About the flatten layer: Torch provides `nn.Flatten` too, saying it is for Sequential, but it seems we can use it here too.

Alternative to summary, with less information:

In [9]:
print(net)

Net(
  (conv1): Conv2d(1, 6, kernel_size=(3, 3), stride=(1, 1))
  (conv2): Conv2d(6, 16, kernel_size=(3, 3), stride=(1, 1))
  (fc1): Linear(in_features=576, out_features=120, bias=True)
  (fc2): Linear(in_features=120, out_features=84, bias=True)
  (fc3): Linear(in_features=84, out_features=10, bias=True)
)


![image.png](attachment:image.png)

# Parameters

In [10]:
params = list(net.parameters())

In [11]:
params # a list of tensors

[Parameter containing:
 tensor([[[[-0.3080, -0.2604, -0.2227],
           [-0.1537,  0.0573, -0.3258],
           [ 0.1716, -0.0301,  0.1847]]],
 
 
         [[[ 0.2850, -0.0436, -0.3114],
           [ 0.1176,  0.0130, -0.1022],
           [ 0.2800,  0.0725, -0.0096]]],
 
 
         [[[ 0.2182,  0.2991,  0.0952],
           [ 0.3313,  0.0344,  0.1345],
           [ 0.2368, -0.1747,  0.3143]]],
 
 
         [[[ 0.1717,  0.2396, -0.2088],
           [ 0.0423,  0.1510,  0.0650],
           [ 0.1086,  0.0356, -0.2051]]],
 
 
         [[[-0.0060,  0.2124, -0.0096],
           [ 0.2161,  0.3194,  0.2671],
           [-0.1537,  0.2648, -0.3143]]],
 
 
         [[[ 0.2756,  0.0986,  0.0142],
           [-0.1124,  0.2676,  0.1448],
           [ 0.0817,  0.0523,  0.3161]]]], device='cuda:0', requires_grad=True),
 Parameter containing:
 tensor([ 0.2785, -0.2763, -0.0923,  0.2132, -0.3330, -0.0537], device='cuda:0',
        requires_grad=True),
 Parameter containing:
 tensor([[[[ 1.3421e-01, -1.10

In [12]:
len(params)

10

In [13]:
for i in range(len(params)):
    print(params[i].shape)

torch.Size([6, 1, 3, 3])
torch.Size([6])
torch.Size([16, 6, 3, 3])
torch.Size([16])
torch.Size([120, 576])
torch.Size([120])
torch.Size([84, 120])
torch.Size([84])
torch.Size([10, 84])
torch.Size([10])


Notice how 

In [14]:
6 * 1 * 3 * 3 + 6

60

In [15]:
16 * 6 * 3 * 3 + 16

880

In [16]:
120 * 576 + 120

69240

And so on. Aha: these tensors are weight and bias for each layer.

# Forward pass

In [17]:
# forward pass
x = torch.randn(1, 1, 32, 32).to(device) # have to move the input to device too
out = net(x) # should be a tensor of size 10

# Loss

In [18]:
# dummy true label for illustration
target = torch.randn((1,10)).to(device)

# choose a loss function
loss_fn = nn.MSELoss()

loss = loss_fn(out, target)

In [19]:
print(loss) # a scalar

tensor(0.4268, device='cuda:0', grad_fn=<MseLossBackward>)
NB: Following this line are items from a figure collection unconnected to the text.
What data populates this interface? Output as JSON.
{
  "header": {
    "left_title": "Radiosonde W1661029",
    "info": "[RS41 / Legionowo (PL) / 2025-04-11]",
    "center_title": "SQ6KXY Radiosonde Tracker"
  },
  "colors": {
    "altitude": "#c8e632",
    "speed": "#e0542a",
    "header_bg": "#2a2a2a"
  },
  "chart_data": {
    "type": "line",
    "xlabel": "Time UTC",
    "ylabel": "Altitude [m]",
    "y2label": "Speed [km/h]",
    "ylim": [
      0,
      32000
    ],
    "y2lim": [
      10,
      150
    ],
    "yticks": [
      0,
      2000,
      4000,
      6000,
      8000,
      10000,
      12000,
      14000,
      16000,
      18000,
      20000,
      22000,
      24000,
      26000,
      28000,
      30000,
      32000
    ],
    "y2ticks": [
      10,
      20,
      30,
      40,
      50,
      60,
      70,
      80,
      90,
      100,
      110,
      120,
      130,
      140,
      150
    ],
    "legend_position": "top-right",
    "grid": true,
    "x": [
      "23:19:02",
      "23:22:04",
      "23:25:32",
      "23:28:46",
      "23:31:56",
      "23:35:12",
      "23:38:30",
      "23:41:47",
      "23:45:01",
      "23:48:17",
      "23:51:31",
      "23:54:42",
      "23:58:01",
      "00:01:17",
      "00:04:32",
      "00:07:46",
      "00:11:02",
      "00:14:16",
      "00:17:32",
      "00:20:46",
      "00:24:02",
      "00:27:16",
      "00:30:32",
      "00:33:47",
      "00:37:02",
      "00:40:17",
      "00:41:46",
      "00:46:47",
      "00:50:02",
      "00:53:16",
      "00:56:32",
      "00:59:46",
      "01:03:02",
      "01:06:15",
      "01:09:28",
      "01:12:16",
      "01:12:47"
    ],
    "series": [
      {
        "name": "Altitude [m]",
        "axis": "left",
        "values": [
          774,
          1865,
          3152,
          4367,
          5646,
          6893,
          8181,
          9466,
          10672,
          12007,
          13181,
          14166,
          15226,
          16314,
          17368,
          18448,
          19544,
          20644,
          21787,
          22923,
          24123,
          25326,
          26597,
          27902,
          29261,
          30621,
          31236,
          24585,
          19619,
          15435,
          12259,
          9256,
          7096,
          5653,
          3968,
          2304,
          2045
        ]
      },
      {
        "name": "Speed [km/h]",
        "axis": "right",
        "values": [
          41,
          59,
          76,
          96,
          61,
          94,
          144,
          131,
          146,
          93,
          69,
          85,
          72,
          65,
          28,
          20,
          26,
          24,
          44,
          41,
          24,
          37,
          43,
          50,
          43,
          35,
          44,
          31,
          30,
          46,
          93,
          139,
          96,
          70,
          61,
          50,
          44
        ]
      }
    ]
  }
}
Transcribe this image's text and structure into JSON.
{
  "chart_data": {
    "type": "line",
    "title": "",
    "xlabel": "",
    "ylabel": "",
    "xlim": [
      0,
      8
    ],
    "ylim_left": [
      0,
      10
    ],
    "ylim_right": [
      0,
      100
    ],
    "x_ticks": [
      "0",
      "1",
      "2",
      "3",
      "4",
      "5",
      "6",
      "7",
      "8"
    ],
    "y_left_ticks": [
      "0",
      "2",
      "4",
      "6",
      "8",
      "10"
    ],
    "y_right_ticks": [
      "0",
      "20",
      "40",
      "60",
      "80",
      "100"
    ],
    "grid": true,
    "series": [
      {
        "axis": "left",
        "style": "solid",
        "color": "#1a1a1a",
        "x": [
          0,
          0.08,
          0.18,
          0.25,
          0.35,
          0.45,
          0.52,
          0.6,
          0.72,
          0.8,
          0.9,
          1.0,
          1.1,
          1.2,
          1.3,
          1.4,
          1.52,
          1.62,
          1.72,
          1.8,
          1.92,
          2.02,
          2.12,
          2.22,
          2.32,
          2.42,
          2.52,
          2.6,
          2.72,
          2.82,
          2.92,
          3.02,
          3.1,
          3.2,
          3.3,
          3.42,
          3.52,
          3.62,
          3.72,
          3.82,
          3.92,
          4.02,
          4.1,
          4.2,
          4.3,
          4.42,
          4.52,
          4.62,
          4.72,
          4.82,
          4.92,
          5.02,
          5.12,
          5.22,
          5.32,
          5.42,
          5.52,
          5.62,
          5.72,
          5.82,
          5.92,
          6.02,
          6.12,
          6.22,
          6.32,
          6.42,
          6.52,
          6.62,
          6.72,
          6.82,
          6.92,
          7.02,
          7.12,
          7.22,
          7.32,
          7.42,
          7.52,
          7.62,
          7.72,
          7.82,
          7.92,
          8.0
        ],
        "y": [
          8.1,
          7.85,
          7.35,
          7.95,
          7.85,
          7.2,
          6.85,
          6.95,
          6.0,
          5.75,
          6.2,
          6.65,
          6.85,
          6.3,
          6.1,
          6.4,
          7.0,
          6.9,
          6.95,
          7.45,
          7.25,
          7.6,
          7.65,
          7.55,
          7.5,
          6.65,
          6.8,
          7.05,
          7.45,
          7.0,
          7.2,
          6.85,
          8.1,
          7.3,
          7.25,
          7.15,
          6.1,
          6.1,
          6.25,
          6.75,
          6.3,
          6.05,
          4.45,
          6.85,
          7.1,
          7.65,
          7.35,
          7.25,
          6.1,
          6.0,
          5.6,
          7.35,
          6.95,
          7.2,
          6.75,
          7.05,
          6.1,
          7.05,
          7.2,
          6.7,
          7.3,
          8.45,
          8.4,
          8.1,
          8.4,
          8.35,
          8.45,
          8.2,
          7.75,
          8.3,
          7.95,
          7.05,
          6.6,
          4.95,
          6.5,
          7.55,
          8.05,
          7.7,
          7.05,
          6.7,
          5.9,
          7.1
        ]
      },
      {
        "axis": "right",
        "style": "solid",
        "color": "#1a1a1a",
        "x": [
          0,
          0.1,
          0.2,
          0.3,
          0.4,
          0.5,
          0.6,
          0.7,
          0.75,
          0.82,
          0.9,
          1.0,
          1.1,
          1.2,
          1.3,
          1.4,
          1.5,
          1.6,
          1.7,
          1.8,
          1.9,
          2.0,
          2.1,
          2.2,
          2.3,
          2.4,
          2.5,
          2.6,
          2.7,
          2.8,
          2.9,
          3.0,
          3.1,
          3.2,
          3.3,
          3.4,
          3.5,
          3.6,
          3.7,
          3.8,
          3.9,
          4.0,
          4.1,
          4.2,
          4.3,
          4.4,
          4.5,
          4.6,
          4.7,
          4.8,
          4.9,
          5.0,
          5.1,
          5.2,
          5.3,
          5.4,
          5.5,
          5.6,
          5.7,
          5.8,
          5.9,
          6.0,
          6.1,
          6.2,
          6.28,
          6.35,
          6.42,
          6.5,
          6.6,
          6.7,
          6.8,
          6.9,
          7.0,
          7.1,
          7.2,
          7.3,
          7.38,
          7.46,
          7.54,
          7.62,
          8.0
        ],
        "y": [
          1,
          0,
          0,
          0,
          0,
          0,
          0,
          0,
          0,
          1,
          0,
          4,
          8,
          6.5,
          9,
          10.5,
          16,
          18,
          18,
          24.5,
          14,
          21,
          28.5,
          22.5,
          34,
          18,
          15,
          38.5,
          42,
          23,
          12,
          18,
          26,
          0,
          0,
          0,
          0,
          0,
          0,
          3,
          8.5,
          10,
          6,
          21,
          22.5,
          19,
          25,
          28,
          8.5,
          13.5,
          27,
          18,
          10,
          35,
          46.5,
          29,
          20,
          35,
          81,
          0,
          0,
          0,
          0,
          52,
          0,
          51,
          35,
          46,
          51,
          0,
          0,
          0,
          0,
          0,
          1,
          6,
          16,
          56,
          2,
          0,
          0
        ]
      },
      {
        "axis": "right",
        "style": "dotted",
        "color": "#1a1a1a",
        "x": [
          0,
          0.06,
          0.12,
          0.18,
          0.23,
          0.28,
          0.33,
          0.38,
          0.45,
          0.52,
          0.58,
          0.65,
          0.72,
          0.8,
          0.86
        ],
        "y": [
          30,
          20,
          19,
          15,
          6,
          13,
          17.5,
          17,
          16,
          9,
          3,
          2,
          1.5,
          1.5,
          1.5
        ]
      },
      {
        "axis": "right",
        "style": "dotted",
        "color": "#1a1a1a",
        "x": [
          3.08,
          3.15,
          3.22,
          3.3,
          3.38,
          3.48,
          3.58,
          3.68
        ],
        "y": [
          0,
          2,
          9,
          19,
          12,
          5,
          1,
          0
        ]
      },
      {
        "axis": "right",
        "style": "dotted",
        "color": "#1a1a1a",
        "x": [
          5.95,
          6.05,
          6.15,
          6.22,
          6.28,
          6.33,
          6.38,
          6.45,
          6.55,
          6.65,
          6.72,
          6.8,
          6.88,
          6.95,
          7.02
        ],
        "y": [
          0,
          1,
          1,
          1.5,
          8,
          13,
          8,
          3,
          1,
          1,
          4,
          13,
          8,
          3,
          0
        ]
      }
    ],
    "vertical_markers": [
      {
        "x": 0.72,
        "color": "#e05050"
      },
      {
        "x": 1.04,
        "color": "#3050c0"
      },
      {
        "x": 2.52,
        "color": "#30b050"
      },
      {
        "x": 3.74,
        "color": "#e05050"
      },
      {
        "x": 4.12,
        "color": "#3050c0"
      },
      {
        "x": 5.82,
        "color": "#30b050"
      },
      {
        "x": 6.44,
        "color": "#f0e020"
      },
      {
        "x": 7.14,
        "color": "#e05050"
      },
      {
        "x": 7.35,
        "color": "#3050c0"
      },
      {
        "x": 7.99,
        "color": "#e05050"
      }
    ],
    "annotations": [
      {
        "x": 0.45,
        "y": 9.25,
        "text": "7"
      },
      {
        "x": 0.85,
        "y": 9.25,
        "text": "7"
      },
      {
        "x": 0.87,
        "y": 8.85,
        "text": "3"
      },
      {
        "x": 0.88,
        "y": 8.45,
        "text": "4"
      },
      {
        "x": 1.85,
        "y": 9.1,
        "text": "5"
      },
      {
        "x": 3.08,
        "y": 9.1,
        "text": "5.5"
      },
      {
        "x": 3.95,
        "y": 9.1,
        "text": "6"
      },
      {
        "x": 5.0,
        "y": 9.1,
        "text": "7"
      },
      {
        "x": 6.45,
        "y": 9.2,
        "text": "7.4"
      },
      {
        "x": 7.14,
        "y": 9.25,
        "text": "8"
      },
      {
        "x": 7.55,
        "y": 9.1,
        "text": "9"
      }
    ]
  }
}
More choices for loss functions: https://pytorch.org/docs/stable/nn.html

# Backprop

You need to clear the existing gradients though, else gradients will be accumulated to existing gradients.

In [20]:
net.zero_grad() # refresh gradient buffer

To backpropagate the error all we have to do is to `loss.backward()`:

In [21]:
# inspect the gradient of first conv layer before and after `backward`
print('conv1.bias.grad before backward')
print(net.conv1.bias.grad)

loss.backward()

print('conv1.bias.grad after backward')
print(net.conv1.bias.grad)

conv1.bias.grad before backward
None
conv1.bias.grad after backward
tensor([ 3.4828e-03, -8.6570e-03,  1.1935e-03,  4.2156e-06, -9.6326e-03,
        -1.6649e-03], device='cuda:0')


# Finally, update the weights

We got the gradients, now update weights:

In [22]:
import torch.optim as optim

# create your optimizer
optimizer = optim.SGD(net.parameters(), lr=0.01)

for i in range(10): # train for 10 iterations
    # in your training loop:
    optimizer.zero_grad()   # zero the gradient buffers
    output = net(x) # fwd pass
    loss = loss_fn(output, target)
    loss.backward() # bwd pass
    optimizer.step()    # Does the update
    

Notice how we have to clean the gradient buffers after each update.